Clifford Ando befasst sich mit den Grenzen politischer Partizipation in hellenistischen Demokratien („democratic boundary problem“) und der ideologischen Legitimierung dieser Grenzen durch die Eliten. Wie ‚demokratisch‘ waren hellenistische Demokratien und inwieweit können diese als Oligarchien verstanden werden? Ando versucht, auf Basis einer Vielzahl komparatistischer und theoretischer Zugänge außerhalb der Altertumswissenschaften demokratische Ideologien (wie ‚Gleichheit‘ trotz massiver materieller Ungleichheit) zu reflektieren. Er kommt zu dem Schluss, dass die Bezeichnung als „actual democracies“ für hellenistische Städte „close to no analytical or evaluative meaning“ hat (S. 23).

Christel Müller plädiert in ihrem Beitrag für die Notwendigkeit einer Neudefinition von ‚Oligarchie‘, die den Fokus auf Reichtum und dessen Verteidigung durch seine Inhaber legt. Zunächst untersucht sie die politische Terminologie bei Aristoteles, Polybios und in den Inschriften. Dabei geht es ihr um „oligarchic situations“ (so etwa Euergetismus, Gastmähler oder die dauerhafte Vereinnahmung der höchsten Ämter durch einzelne Familien), in denen reiche Bürger oder Fremde das innerstädtische Klima „in a spectacular way“ beeinflussen (S. 29).

Henning Börm widmet sich dem Bürgerkrieg (stasis) in hellenistischen Poleis und stellt anhand des (vor allem epigraphischen) Quellenmaterials exemplarisch Begründungsstrategien für Bürgerkrieg vor. Börm zeigt, dass negative Zustände eines Gemeinwesens im öffentlichen Diskurs vor allem ökonomischen Faktoren, zwischenstaatlichen Konflikten und unfairer Rechtsprechung zugeschrieben wurden (S. 60–65). Durch falsches Agieren konnte für die herrschende Klasse zudem ein „legitimacy deficit“ (S. 67) entstehen. Nach einer stasis wurden die Verlierer (bzw. Sündenböcke) von der siegreichen Partei entsprechend als Feinde von Freiheit und Demokratie gebrandmarkt.

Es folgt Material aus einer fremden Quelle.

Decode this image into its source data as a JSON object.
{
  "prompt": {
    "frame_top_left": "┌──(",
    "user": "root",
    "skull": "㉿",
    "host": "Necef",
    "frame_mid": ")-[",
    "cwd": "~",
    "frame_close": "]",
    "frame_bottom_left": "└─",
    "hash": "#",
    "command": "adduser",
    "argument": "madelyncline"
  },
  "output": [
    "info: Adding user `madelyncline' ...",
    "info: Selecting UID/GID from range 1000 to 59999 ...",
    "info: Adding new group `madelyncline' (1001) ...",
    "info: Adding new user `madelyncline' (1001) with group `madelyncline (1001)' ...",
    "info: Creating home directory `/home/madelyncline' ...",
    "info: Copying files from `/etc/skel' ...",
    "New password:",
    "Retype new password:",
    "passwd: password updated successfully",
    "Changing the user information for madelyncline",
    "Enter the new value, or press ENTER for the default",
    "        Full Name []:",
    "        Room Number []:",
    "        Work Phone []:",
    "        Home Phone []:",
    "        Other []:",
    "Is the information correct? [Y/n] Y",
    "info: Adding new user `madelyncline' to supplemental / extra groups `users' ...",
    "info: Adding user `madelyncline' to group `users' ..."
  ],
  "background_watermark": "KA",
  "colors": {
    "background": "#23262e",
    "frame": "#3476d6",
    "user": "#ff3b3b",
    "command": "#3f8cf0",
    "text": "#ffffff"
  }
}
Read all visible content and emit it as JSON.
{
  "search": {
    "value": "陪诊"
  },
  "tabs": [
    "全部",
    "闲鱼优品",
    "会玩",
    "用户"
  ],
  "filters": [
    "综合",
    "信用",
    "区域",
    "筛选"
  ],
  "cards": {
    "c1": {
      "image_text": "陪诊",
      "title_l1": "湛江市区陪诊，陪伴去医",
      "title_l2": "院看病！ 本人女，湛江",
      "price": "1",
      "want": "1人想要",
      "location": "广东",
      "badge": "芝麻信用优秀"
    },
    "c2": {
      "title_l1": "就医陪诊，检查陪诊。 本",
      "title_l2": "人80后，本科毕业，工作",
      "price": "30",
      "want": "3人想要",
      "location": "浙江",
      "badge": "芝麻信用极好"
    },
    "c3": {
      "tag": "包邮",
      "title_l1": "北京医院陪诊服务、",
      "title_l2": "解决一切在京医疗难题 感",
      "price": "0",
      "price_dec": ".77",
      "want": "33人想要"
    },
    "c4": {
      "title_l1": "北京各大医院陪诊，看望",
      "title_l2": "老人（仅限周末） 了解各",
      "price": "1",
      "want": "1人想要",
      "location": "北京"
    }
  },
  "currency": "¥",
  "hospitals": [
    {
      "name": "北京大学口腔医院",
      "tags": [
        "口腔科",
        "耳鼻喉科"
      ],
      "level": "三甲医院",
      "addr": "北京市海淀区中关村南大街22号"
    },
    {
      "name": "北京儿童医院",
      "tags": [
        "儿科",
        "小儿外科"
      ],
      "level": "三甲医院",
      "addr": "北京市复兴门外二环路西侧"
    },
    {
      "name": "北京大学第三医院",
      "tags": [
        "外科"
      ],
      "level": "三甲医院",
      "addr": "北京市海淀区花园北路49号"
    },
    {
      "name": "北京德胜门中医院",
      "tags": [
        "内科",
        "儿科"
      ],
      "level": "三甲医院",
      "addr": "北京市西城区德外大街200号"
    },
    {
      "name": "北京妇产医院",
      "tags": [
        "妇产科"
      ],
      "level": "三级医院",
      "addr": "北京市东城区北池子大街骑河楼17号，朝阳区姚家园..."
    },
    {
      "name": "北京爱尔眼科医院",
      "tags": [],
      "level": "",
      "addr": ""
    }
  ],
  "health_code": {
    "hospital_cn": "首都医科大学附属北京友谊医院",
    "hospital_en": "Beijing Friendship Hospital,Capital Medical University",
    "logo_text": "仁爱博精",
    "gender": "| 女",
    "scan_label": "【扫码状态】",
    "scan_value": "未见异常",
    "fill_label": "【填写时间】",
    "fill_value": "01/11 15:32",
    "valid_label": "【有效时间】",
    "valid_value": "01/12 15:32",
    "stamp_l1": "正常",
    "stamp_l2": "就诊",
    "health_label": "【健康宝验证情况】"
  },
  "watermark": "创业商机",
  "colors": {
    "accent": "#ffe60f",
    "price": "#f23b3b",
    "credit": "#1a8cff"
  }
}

Anna Magnetto untersucht zwischenstaatliche Konfliktlösung unter den drei Aspekten Ideologie, Entwicklung und Erinnerung. Auf ideologischer Ebene erkennt Magnetto einen erhöhten „propagandistic use“ von „core values of the polis“ (S. 88). Im Gegensatz zu früheren Epochen wurden im Hellenismus erstens eine größere Bandbreite an Problemen vor internationalen Richtern verhandelt und zweitens polis-übergreifende Standards für diese Verfahren etabliert. In Rechtsstreiten untermauerten Poleis ihre Ansprüche zunehmend mit eigener Lokalgeschichte und verliehen dieser Form der Geschichte durch Verinschriftlichung zukünftige Autorität (S. 101f.).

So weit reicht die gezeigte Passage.